There was no military WMD capacity. And no programs to build one.
Well, inasmuch as they hadn't destroyed all the documentation and killed all the scientists, they did--technically speaking--have a "program." The program just wasn't achieving any results.
They were doing as much as they could to retain expertise for future reconstitution--that's what they were hiding from the UN inspectors.
But I'd also speculate that Saddam was led by his subordinates to overestimate his WMD capability as much as President Bush was led by his own subordinates to overestimate that capability.

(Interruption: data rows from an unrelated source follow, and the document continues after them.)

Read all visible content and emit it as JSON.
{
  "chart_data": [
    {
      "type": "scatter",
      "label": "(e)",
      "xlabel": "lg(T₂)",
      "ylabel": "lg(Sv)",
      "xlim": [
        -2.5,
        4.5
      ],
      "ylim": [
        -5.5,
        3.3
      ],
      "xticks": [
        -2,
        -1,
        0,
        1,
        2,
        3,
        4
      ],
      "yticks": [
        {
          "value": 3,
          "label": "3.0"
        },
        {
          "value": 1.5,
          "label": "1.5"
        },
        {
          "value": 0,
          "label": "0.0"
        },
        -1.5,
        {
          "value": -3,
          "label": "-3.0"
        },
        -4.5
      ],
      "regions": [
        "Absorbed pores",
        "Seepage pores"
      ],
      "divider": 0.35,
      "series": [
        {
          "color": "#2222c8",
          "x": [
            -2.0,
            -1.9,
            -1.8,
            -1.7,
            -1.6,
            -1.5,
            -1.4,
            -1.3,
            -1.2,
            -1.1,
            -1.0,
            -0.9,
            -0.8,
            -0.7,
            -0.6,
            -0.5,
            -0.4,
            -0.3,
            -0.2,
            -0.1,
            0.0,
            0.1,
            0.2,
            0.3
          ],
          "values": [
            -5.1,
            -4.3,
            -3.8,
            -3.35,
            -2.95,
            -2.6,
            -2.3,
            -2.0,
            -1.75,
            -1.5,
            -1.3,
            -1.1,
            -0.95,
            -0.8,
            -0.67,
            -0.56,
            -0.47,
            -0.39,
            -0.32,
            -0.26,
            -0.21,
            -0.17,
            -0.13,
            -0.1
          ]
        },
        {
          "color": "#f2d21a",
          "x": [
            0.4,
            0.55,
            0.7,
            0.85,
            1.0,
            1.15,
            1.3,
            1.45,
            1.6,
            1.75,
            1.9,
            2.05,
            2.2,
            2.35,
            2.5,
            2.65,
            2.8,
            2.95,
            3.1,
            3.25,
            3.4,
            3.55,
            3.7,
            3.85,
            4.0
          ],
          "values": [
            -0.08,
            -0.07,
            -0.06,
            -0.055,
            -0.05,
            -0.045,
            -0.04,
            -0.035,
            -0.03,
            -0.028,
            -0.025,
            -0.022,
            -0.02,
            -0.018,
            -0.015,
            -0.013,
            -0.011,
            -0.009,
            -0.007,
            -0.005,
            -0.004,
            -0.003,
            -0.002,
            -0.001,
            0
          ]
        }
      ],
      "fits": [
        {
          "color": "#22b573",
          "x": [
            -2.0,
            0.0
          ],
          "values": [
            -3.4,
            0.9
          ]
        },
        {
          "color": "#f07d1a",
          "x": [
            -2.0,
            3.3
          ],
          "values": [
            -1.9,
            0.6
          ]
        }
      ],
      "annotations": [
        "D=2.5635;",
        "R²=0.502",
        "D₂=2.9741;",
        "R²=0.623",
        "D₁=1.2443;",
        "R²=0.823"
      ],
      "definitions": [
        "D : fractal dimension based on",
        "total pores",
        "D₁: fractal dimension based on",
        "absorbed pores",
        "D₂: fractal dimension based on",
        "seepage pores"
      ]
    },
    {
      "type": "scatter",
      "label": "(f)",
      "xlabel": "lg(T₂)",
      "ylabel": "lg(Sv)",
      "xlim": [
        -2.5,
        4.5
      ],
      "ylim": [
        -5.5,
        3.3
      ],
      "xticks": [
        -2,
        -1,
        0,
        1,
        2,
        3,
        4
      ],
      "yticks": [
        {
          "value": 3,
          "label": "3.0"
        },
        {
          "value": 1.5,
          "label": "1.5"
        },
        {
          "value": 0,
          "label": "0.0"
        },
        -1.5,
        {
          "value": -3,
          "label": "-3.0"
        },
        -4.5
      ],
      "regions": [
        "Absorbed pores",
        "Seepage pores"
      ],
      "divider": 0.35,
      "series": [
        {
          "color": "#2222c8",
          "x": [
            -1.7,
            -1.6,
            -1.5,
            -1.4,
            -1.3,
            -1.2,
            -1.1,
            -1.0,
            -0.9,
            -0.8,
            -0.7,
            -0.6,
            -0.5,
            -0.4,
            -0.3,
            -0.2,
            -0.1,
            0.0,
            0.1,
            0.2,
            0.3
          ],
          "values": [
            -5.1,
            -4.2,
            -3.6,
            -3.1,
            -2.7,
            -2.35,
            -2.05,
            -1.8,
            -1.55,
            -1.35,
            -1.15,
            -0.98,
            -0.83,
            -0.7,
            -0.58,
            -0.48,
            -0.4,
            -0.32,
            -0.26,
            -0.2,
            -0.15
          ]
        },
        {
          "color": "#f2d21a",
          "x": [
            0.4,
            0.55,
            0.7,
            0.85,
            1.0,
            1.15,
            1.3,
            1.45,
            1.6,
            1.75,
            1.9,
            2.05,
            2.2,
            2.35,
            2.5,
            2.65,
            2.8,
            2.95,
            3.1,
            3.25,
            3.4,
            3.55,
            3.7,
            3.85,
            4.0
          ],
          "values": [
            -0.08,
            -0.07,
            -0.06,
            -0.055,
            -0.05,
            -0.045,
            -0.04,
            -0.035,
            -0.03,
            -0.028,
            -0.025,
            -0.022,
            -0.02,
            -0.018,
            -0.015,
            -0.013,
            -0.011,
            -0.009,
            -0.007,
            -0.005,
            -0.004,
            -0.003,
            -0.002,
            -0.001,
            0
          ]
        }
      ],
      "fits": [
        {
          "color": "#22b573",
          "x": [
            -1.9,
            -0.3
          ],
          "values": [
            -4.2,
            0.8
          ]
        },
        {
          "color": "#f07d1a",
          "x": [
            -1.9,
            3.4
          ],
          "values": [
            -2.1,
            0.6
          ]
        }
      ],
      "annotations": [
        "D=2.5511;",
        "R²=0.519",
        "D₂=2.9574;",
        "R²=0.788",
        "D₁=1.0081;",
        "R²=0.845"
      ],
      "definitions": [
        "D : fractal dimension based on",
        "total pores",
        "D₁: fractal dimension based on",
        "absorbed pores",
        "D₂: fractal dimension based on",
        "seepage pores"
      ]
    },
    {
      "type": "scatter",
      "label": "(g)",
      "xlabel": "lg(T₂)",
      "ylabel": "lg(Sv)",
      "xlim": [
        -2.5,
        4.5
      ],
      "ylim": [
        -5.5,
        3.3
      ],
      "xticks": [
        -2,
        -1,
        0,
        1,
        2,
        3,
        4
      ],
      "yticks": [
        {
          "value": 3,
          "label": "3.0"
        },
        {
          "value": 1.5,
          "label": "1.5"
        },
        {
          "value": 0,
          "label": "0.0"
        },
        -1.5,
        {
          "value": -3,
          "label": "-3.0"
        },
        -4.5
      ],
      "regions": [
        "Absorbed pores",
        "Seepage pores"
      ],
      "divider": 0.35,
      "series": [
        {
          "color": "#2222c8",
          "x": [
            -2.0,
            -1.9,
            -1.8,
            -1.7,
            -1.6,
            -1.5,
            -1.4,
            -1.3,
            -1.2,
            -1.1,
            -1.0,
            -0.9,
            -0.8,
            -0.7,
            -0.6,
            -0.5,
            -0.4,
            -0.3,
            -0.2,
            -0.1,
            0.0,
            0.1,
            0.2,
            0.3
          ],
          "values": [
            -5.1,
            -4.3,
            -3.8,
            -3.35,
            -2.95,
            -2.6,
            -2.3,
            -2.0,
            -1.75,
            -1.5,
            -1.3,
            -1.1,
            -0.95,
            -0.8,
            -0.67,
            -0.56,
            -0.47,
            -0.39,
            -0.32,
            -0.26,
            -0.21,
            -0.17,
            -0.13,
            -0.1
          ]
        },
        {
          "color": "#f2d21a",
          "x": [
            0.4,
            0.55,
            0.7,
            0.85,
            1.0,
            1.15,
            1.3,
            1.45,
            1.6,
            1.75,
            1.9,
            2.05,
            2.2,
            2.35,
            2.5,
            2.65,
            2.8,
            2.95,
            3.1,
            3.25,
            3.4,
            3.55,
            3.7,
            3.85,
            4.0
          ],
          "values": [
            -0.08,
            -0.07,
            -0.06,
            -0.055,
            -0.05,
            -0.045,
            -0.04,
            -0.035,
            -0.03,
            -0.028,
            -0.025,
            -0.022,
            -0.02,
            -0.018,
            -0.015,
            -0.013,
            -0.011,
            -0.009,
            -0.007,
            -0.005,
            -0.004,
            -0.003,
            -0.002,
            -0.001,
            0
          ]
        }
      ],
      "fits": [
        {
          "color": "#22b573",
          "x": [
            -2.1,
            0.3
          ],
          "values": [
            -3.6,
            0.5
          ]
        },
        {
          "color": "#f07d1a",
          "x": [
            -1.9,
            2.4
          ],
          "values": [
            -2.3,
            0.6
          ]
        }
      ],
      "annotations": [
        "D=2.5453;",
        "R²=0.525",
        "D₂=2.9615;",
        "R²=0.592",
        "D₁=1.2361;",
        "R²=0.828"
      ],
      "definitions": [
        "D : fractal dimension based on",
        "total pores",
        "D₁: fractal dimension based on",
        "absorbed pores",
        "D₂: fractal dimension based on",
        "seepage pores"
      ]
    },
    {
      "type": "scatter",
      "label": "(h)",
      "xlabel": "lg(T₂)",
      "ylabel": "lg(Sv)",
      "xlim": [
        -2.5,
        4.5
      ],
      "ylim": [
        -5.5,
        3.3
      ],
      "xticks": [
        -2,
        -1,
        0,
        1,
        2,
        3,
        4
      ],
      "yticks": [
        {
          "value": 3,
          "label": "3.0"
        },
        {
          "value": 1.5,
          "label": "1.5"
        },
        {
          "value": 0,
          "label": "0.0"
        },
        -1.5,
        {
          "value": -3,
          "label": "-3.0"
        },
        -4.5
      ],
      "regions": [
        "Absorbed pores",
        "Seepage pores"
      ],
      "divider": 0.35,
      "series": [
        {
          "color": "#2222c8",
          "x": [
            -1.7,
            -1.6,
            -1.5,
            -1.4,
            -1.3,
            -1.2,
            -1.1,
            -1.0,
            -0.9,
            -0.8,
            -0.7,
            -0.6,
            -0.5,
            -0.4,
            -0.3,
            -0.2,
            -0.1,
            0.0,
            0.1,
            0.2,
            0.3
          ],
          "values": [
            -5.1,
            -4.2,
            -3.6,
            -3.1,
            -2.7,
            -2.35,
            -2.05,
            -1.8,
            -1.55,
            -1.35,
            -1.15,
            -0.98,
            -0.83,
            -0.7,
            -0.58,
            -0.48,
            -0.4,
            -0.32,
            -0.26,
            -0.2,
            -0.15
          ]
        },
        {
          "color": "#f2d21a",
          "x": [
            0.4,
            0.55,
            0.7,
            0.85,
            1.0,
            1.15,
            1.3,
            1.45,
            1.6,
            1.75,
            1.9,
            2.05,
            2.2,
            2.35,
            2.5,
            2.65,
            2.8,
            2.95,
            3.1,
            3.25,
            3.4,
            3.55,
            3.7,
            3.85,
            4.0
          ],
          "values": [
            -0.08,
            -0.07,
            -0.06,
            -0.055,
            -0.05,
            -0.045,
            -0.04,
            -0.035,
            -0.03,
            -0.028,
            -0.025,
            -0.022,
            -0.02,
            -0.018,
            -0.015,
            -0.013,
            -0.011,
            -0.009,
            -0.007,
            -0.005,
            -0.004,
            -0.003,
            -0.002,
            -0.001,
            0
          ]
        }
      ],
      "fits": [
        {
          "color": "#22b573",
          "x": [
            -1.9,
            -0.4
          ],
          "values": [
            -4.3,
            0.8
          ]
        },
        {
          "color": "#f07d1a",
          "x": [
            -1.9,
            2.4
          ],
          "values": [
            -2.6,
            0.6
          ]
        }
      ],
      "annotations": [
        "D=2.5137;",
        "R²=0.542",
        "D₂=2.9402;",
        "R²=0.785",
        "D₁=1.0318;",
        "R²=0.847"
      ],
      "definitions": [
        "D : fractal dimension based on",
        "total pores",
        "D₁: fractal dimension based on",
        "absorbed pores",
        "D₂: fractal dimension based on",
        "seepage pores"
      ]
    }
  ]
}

This isn't news and it certainly isn't a bombshell. It's more or less what we already new: There was a whole lot of "smoke" so everybody assumed there was a fire. The French, the British, the Russians and the USA all believed that Saddam Hussein absolutely did have WMD's. Democrat and Republican members of Congress that looked at the evidence all unanimously agreed as well. That's why they all voted for it. It seems that Saddam himself thought he had them. That's why he was always acting like he had something to hide in the decade leading up to the US led invasion. What we know now: His scientists were scamming Saddam. They were telling him they were making progress, knowing full well that Saddam couldn't actually verify it. They took the money and ran. Like you're source pointed out, they were 90% sure that Saddam was hiding WMD's.
Turns out Saddam had squat. Everybody was fooled. I don't think we should have invaded mind you, but the excuse for invasion seemed absolutely certain to everyone, Saddam included. Gotta give the Iraqi scientists their due for pulling off one of the most successful scams in modern history.
PS: Technically, it's proven that Saddam Hussein really did have WMD's. He used chemical weapons on the Iranians and the Kurds. This is a well-documented fact. But what we were really looking for was nuclear weapons, not chemical. I'd still like to know where that chemical weapons stockpile went. We know it existed, so where did it go?
I am curious if any polls were taken on how many Americans believed Bush? My feeling is that the majority of us were notfooled! We were too busy thinking oil and money!